Nosotros –caminantes— sentimos otro entusiasmo, el del errar y el andar sin rumbo, el del flaneur y el “ir al tuntún” que Dostoievski le asignó al personaje de Raskolnikov en Crimen y castigo. Pero ellos –runners— corren “para aliviar la angustia o el stress –escribió Santiago García—. Y se imaginan una chance de reinvención en muchos aspectos”. El ir según la dirección de la mirada –de Dostoievski a Sarmiento, de Baudelaire a Baldomero Fernández Moreno— encuentra en el entramado de las calles un espejo del pensamiento; el andar del runner, por lo contrario, se siente pleno en la conformación de masa de pensamiento instituido ajena a los vericuetos de un único e irremplazable mundo interior. “En ningún momento de la historia –escribieron Martín de Ambrosio y Alfredo Ves Losada, en Por qué corremos— hubo en el mundo tanta gente corriendo como en la actualidad. Millones y millones”.

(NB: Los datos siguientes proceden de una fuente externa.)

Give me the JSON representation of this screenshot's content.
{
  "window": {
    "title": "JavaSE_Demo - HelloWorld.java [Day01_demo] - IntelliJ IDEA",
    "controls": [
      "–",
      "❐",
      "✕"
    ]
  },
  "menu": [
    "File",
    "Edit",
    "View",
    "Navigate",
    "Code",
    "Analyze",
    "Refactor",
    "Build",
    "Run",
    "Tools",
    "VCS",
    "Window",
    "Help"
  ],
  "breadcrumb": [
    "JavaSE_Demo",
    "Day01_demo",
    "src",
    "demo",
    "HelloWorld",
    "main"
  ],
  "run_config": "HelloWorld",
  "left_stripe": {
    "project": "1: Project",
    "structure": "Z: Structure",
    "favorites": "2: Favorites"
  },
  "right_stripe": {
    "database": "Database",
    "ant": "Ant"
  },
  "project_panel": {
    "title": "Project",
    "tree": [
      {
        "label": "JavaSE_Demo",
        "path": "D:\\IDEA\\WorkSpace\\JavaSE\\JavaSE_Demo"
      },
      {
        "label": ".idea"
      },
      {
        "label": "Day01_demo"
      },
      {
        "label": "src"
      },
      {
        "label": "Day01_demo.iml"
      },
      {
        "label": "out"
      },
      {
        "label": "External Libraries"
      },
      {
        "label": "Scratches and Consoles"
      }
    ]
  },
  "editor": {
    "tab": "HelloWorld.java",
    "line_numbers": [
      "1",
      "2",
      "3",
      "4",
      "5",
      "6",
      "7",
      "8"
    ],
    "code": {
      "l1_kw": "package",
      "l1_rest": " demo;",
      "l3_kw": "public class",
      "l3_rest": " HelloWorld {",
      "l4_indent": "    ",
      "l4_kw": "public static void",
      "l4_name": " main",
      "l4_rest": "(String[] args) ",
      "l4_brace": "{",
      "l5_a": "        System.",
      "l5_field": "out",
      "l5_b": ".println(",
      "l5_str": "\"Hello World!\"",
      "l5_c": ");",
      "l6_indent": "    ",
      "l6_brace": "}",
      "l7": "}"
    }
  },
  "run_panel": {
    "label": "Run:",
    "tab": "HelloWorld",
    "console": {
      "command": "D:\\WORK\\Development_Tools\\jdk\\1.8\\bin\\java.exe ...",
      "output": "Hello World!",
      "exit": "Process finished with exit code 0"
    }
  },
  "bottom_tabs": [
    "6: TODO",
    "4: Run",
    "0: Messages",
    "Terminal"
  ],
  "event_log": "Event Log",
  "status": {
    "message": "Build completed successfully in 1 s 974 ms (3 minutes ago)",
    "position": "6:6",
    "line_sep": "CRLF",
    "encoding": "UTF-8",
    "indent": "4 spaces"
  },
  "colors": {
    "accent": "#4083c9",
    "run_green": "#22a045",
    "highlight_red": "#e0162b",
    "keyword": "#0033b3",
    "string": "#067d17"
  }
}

Y, pese a ellos –paradoja argentina—, de pronto ya no son sujeto prescindente de época; no tan ubicuo como Forrest Gump, no tan camuflable como Wally (el personaje que se pierde entre la multitud e incita a rastrearlo). De pronto, el runner se coloca en el videograph de C5N: Los runners desataron un aluvión político. “El límite a la libertad individual es si uno puede contagiar a otra gente”, les tiró por elevación el gobernador Axel Kicillof.
Pero, en cuanto le sea posible –no tengan dudas—, él se nos escurre: se borra. Salta de su posición transitoria de uno de los lados de la grieta al lenguaje de la técnica que tan bien le calza, como la zapatilla “hybrid con suela de ignite”, su objeto fetiche de estos días que, según el Men’s Journal y la Esquire de España del mes pasado, les produce su mejor retorno de energía en cada “zancada”. Ya estará, entonces, en esa zona de insignificancia que sostiene a su propia épica monomaníaca.
El runner se inflama –refulge— en esos manuales de almas blancas resilientes que siempre monopolizan alguno de los 10 best-sellers norteamericanos del año. Cuando la pandemia pase, ya volverán sus caravanas al cielo con banda de sonido de Vangelis, y ya se extasiará el runner ante su propia imagen reflejada en un espejo de agua o una vidriera cualquiera, estrechado por sus lycras, contento con su meta cumplida del día, así feliz siendo arengado por la publicidad de zapatillas, una nota de esperanza ante el malestar general, como lo predice Nike en su manual para maratonistas: “Vas a sentirte cómodo, con el hecho de estar incómodo”.